The right hand of Joseph, professor of Newman College in Thodupuzha in Idukki district, was chopped off by Savad and a few other workers of the now-outlawed Islamic outfit PFI on 4 July 2010. Attacked when he was returning home with his family after attending Sunday mass in a church in Muvattupuzha in Ernakulam, Joseph was pulled out of his vehicle and assaulted by the PFI members, and then Savad chopped off his right hand.

Savad reportedly wanted to kill Joseph for a reference to Prophet Mohammed in a question paper he had set for a BCom semester examination in Newman College. In 2010, after a controversy erupted over the question paper, and Muslim outfits in Kerala protested against him alleging blasphemy. He was arrested and later granted bail in the case. Later, a court acquitted Joseph of the alleged blasphemy.

The attack on the college professor was one of the cases that led to the ban of the organisation.

There were 54 accused in the case. As many as 37 were charge sheeted and 31 faced trial. Of the 31, the Special Court for NIA convicted 13 accused and acquitted 18 others in April 2015. Savad was the only accused who has been on the run till now. With his arrest, the NIA is set to submit another supplementary chargesheet in court. The accused were charge-sheeted under several sections of the Indian Penal Code, the Unlawful Activities (Prevention) Act and the Explosive Substances Act.

The NIA, which took over the probe from the Kerala Police, found that the attack was an act of terrorism and slapped UAPA against the accused. In 2015, in the first phase of trial, the NIA court in Kochi found 13 accused in the hand-chopping case guilty and acquitted 18 others. At the time of the trial of the first batch of accused, the 11 mentioned in the supplementary chargesheet, were absconding.

A special NIA court had awarded a life sentence to three people in the case last year. Second accused Sajil (36), third accused MK Nasar (46) and fifth accused K A Najeeb (42) have been are sentenced to life term. A three-year jail term has been awarded to the other three convicts- PP Moideen Kunju (60), MK Naushad (48) and PM Ayoob (48).

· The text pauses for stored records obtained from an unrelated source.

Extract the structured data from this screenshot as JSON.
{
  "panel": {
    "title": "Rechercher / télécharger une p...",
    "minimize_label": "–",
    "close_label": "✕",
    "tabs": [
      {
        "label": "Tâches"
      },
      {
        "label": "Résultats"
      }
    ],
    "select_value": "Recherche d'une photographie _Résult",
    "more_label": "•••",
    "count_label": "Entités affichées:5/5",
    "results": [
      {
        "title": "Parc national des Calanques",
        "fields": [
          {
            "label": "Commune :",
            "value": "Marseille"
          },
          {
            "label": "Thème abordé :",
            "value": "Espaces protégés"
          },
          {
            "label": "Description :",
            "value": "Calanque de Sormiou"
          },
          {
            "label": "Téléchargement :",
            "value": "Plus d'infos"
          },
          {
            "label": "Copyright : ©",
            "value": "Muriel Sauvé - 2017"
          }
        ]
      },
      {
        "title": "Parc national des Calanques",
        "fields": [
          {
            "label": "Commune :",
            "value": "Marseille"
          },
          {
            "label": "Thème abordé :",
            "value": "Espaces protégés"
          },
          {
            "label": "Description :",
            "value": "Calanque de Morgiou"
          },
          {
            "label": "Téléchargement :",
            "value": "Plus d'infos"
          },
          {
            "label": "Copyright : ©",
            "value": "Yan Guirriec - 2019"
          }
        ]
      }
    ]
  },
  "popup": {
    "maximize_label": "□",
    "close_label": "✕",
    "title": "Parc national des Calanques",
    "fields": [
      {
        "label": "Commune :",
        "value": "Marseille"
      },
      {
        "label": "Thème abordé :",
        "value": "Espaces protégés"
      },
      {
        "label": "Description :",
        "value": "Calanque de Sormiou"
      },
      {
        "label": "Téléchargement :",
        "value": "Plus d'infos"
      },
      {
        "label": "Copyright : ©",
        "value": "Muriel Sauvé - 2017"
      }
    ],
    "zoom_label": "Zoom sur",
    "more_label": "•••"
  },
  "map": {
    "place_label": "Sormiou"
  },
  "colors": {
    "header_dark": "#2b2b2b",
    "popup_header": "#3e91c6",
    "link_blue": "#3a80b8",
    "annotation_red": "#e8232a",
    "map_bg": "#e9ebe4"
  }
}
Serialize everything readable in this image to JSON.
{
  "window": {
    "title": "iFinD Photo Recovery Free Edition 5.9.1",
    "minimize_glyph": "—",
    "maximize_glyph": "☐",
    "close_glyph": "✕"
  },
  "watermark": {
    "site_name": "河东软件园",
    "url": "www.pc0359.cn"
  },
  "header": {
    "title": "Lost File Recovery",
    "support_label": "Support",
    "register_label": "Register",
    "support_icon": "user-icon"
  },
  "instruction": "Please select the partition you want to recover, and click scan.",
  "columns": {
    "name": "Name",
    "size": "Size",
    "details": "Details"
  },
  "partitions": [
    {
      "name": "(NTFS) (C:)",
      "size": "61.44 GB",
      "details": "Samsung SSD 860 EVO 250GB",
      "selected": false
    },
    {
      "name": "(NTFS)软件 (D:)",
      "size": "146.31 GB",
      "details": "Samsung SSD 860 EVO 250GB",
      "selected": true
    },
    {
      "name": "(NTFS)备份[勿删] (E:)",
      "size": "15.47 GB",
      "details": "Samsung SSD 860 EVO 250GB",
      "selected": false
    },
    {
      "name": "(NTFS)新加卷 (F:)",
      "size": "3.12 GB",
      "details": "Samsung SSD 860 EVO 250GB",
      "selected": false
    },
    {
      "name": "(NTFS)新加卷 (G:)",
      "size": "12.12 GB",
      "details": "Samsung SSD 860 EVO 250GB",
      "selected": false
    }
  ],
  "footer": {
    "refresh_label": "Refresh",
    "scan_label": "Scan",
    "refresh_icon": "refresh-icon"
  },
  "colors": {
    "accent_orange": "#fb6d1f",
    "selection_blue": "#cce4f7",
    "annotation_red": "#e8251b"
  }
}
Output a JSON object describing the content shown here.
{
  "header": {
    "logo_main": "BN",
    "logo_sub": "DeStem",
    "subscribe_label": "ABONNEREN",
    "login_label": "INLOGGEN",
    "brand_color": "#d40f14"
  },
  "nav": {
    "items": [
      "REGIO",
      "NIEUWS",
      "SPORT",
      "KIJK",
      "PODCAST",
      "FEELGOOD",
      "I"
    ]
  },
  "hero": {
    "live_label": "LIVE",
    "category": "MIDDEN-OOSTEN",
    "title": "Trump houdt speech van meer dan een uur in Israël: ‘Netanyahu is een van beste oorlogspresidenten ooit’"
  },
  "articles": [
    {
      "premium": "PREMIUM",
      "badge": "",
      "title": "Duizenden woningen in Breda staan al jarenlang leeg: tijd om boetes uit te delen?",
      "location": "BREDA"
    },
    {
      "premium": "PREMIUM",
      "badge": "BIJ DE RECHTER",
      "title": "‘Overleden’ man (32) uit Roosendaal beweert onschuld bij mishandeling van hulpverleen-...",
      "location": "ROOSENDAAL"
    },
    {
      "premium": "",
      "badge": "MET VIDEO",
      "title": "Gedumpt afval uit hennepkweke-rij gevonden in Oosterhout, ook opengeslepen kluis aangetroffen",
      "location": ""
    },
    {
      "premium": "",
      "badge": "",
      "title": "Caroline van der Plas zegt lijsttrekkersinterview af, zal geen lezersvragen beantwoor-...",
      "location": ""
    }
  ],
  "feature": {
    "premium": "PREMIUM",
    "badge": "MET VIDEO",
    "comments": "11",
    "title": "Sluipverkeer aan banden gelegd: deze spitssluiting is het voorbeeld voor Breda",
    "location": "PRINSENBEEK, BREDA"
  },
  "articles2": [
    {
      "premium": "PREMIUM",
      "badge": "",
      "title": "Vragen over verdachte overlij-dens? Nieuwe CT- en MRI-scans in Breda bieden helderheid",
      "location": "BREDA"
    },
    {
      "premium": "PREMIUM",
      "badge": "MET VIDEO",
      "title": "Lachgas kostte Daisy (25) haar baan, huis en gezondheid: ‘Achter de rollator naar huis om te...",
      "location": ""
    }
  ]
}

Special NIA court judge Anil K Bhaskar had found the six activists of banned radical Islamic outfit Popular Front of India (PFI) guilty of murder attempt, conspiracy and various other offences under the Indian Penal Code (IPC) in the second phase of the trial in the case.

Savad had reportedly left for Bengaluru after the incident along with MK Nasar, the third accused in the case. Though Nasar had surrendered four years ago, the first accused was out of the reach of the investigating agency as he kept shifting his hideouts for the last 13 years.

After the hand-chopping incident, the Catholic management of Newman College suspended him from service. Despite demands from the state government, civil society and the university that Joseph be reinstated, the Catholic Church did not take any action in his favour.

Joseph’s wife Salomy died by suicide on 20 March 2014, allegedly dejected by the Church’s reluctance to reinstate Joseph, who was the sole breadwinner of the family. Joseph had said then that the Church’s action had pained him more than the PFI attack.